The public option was put forward for two vital reasons - it should amass quite a bit of bargaining power, and more importantly its incentives as a government-run entity would be to lower cost while keeping the population healthy.
Keeping these vital reasons in mind, let's look at why the compromise cannot match up to the public option.
In terms of the ability to lower prices through negotiations, breaking up the population only reduces the bargaining power. Moreover, breaking up the population by age asks for a death spiral. Many argue that the public option will select for the sickest people without prior access to insurance - I'm no expert but I'm not so sure that this will be the case. Without the age divide, there could be a sizable number of relatively healthy, self-employed enrollees to balance the sicker counterparts. Keep in mind that there are the uninsured, and then the under-insured. The uninsured are probably sick, but the under-insured could look very much like the self-employed Mary and Mack Kroner - they are not super sick, they have been able to afford some necessary preventive care, if only barely. The uninsured and the under-insured, spread across all age groups, could make a nice, balanced risk group with reasonable premiums. We could be pessimistic and even say we don't know - the public option may or may not create the death spiral, but the Senate compromise to break up the age group definitely aggravates the likelihood. A good plan looks to create the biggest, most diverse group of enrollees for better risk-sharing, not breaking it down, especially not by age. This compromise wants to dump the sicker, older population onto Medicare, while leaving the younger, healthier population to non-profit plans, potentially run by friends of some powerful voices in the Senate?
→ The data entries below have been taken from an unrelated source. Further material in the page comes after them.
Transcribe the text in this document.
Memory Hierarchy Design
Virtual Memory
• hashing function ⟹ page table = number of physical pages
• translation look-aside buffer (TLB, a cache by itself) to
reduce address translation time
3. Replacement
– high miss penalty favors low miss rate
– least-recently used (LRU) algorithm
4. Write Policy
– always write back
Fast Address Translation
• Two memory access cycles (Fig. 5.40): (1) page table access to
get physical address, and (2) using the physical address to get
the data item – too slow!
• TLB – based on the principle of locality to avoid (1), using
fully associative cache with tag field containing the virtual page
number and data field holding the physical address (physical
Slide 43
In terms of incentives, keep in mind that non-profit does not equal government-run. The government on paper has the best interest of its people in mind - non-profit can aim to do whatever it wants as long as it does not make profit. The public option will be held accountable, while the smaller, fragmented non-profit plans will probably not be, considering the fact that OPM currently does not regulate the plans it oversees. In terms of costs, the public option does not need to advertise or lobby like smaller non-profit plans, and its scale could dramatically reduce operating costs, which means lower premiums for everyone.
Considering all the hypothetical arguments against the public option, this compromise only accentuates those shortcomings. The details of the compromise are not yet released, but so far it does not seem to pass as a better alternative. The Democrats in the Senate need to get their acts together, and Joe Lieberman just needs to get lost.